M. Raspail est arrivé à Tulle deux heures après ma condamnation. (...) Il a obtenu de précieux renseignements sur les expertises de M. Orfila ; il a fait
une contre enquête devant témoin. Enfin personne mieux que lui n’a pu se convaincre de mon innocence et de la mort naturelle de M. Lafarge”. Elle prie
Bancal de donner une grande publicité aux efforts de Raspail.
1850
.
En prison 20 décembre 1850
. Elle désire obtenir un chemin de croix pour la chapelle des religieuses qui gardent la prison. Abandonnée par la presse
républicaine qui veut “que je meurs ici parce que ses amis politiques souffrent ailleurs”, elle demande le soutien des Bordelais et espère recueillir la somme
nécessaire avec trois articles qu’elle a écrits “pour servir de préfaces
autographes
aux œuvres de Mmes de Lafayette, de Tencin et de Duras”. Mais deux
jours après, elle écrit à Bancal qu’elle est obligée de renoncer, la supérieure lui ayant fait remarqué que l’inspecteur général ne lui accorderait pas la grâce
demandée...
1851
.
Mardi 5 septembre 1851
. Transférée à l’asile de Saint-Vincent de Paul mais toujours accompagnée par sa cousine Adèle, elle décrit les conditions de
leur vie et parle longuement de ses lectures dont celles des ouvrages rédigés par Bancal. Les lettres suivantes sont à nouveau adressées au colonel Marnier
à qui elle confie qu’il lui faudra entrer dans la liberté “par la porte d’une maison de santé”... Elle commence à croire “qu’on ne saurait expier trop cher
l’honneur d’avoir raison quand cette raison lèse l’orgueil de la science et l’infaillibilité de la loi”. Elle évoque une petite émeute montagnarde qui a eu
lieu à Montpellier : “Partout s’agitent des pygmées – nulle part ne grandit des héros ! Nous sommes
blancs
ici. Le préfet a des talons rouges. Le maire est
manchot. Le conseil municipal
croit en masse
que le Prince Louis n’a accepté la présidence que pour faire sacrer le comte de Chambord
roi républicain
.
S’il hésite, c’est qu’on ne retrouve pas la sainte ampoule”...
1852
.
Lundi 21
. Elle raconte de quelle façon elle a obtenu la grâce présidentielle et comment son oncle Collard est parvenu à faire lire sa supplique
au Président de la République qui lui a accordé “la liberté sans restrictions d’aucune sorte (...) Ah ! je n’aime pas le prince, je l’adore (...) C’était la vie se
substituant peu à peu à la mort”... Installée dans “mon petit nid bleu et blanc de l’hôpital général”, elle pourrait se croire à la banlieue du paradis si sa
mauvaise santé n’assombrissait son bonheur. Elle compte y passer l’été avant d’aller aux eaux si nécessaire. Elle s’entourera de solitude et de silence...

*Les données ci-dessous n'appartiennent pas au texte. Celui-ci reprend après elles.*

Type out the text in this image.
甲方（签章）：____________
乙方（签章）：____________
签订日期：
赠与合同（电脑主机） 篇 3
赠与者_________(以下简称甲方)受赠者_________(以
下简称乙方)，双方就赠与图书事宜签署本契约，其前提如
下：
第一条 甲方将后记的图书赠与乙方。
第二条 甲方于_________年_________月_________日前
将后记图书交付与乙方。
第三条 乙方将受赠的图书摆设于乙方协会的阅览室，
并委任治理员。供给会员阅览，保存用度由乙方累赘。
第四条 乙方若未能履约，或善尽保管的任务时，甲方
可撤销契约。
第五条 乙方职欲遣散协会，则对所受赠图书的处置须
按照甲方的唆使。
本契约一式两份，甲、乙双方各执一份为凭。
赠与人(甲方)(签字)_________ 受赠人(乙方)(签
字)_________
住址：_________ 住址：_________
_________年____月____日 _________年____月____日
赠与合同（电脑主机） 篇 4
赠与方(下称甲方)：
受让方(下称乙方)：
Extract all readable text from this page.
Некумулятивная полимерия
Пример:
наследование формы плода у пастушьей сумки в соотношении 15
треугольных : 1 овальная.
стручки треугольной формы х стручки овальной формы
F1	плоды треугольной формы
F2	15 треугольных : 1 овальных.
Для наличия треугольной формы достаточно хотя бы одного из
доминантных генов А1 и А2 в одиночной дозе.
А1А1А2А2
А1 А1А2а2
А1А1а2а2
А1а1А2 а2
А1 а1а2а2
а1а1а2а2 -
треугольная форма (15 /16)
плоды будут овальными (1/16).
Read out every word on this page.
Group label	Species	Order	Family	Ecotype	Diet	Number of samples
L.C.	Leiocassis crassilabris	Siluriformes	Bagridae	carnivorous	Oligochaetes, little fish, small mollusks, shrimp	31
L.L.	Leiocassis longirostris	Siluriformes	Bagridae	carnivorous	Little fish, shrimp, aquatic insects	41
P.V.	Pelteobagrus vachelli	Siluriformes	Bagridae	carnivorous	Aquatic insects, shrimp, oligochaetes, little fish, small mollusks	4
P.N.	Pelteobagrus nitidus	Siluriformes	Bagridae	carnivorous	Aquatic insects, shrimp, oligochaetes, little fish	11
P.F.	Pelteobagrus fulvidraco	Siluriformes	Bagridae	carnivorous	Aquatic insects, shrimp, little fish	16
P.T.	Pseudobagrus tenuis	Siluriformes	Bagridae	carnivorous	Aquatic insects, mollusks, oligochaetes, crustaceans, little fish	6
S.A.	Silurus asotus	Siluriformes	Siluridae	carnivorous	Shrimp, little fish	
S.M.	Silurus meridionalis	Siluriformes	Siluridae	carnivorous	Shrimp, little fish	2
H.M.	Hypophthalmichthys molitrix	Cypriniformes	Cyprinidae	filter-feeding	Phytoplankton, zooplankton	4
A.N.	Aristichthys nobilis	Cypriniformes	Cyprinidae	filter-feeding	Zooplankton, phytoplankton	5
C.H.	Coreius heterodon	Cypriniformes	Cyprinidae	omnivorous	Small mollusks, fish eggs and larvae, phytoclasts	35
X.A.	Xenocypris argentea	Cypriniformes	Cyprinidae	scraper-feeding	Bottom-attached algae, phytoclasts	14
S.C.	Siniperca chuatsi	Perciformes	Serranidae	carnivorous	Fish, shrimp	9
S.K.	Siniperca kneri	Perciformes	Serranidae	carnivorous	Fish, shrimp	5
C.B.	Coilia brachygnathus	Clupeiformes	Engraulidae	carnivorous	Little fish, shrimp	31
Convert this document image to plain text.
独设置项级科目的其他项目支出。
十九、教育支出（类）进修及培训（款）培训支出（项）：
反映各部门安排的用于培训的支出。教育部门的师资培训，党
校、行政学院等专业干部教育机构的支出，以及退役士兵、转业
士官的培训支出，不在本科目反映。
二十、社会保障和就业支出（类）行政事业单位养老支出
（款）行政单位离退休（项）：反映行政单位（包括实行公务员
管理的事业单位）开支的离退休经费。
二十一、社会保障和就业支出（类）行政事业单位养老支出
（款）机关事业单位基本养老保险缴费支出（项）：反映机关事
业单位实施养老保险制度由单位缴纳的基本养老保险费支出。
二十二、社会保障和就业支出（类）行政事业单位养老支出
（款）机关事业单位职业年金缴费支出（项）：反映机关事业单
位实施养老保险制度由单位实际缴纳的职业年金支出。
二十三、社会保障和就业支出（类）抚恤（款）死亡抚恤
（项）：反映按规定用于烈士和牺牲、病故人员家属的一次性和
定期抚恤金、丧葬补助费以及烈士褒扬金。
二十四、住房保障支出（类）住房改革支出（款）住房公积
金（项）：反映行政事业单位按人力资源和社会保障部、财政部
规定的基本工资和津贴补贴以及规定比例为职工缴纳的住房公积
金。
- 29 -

Elle évoque l’attitude de sa famille maternelle, et si elle est prête à se soumettre au jugement de ses tantes, elle ne saurait mendier leur pardon. Elle rappelle
toutes les suspicions et calomnies dont elle fut la victime en arrivant à Montpellier ; peu à peu, elle gagna l’estime des personnalités les plus honorables de
la ville et d’ailleurs. Elle quitte la cellule qui fut sa tombe pendant dix ans. Et de Saint-Rémy de Provence, ce cri : “Je suis libre ! (...) Le bonheur me monte
à la tête. J’ai la fièvre et cependant j’ai besoin de faire rayonner la joie qui remplit mon cœur sur le cœur de mes amis”...
* On a relié ensuite trois lettres antérieures à sa condamnation, dont une rare lettre de jeunesse signée “Marie Capelle”, datée de Villers-Hellon
et adressée à la sœur du docteur Poisseux qu’elle souhaite enlever à Mme de Montesquiou [qui réside alors au château de Long-Pont] afin qu’il vienne
examiner sa tante Mme de Martens...
* On trouve également dans ce volume la copie de 4 autres lettres de Mme Lafarge ; 3 minutes ou doubles de lettres d’Antoine-Pascal Bancal
l’encourageant à prendre patience, à croire en la clémence du roi, à lui envoyer ses écrits tout en évoquant son amie Mme Ancelot, et lui communiquant
l’opinion de quelques dames de la société bordelaise ; 3 lettres du comte de Tourdonnet rapportant au colonel Marnier le voyage et l’arrivée de Mme
Marie à la prison de Montpellier à la fin de 1841, et sollicitant l’amélioration des conditions de détention ; une lettre du Dr. Pourché qui soigna Mme
Lafarge à Montpellier (1842) ; une lettre du marquis Nicolaï (le père de la future Mme de Léautaud qui confia à Marie les fameux diamants jamais
retrouvés) ; 3 lettres de son oncle Collard chef de l’établissement d’aliénés de l’hôpital général de Montpellier ; une lettre de l’intendant militaire de
Constantine, 1843, au sujet d’Édouard Collard ; deux lettres de la baronne Caroline Capelle, mère de Mme Lafarge, avec un mémoire et un acte notarié
concernant le tutorat des filles du baron Capelle mort en 1828 ; 6 l.a.s. de l’avocat Charles-Alexandre Lachaud, à propos de l’édition des
Mémoires
de
Mme Lafarge et de son départ pour Montpellier (Tulle septembre-novembre 1841) ; une lettre de l’avocat Théodore Bac ; et divers documents et portraits.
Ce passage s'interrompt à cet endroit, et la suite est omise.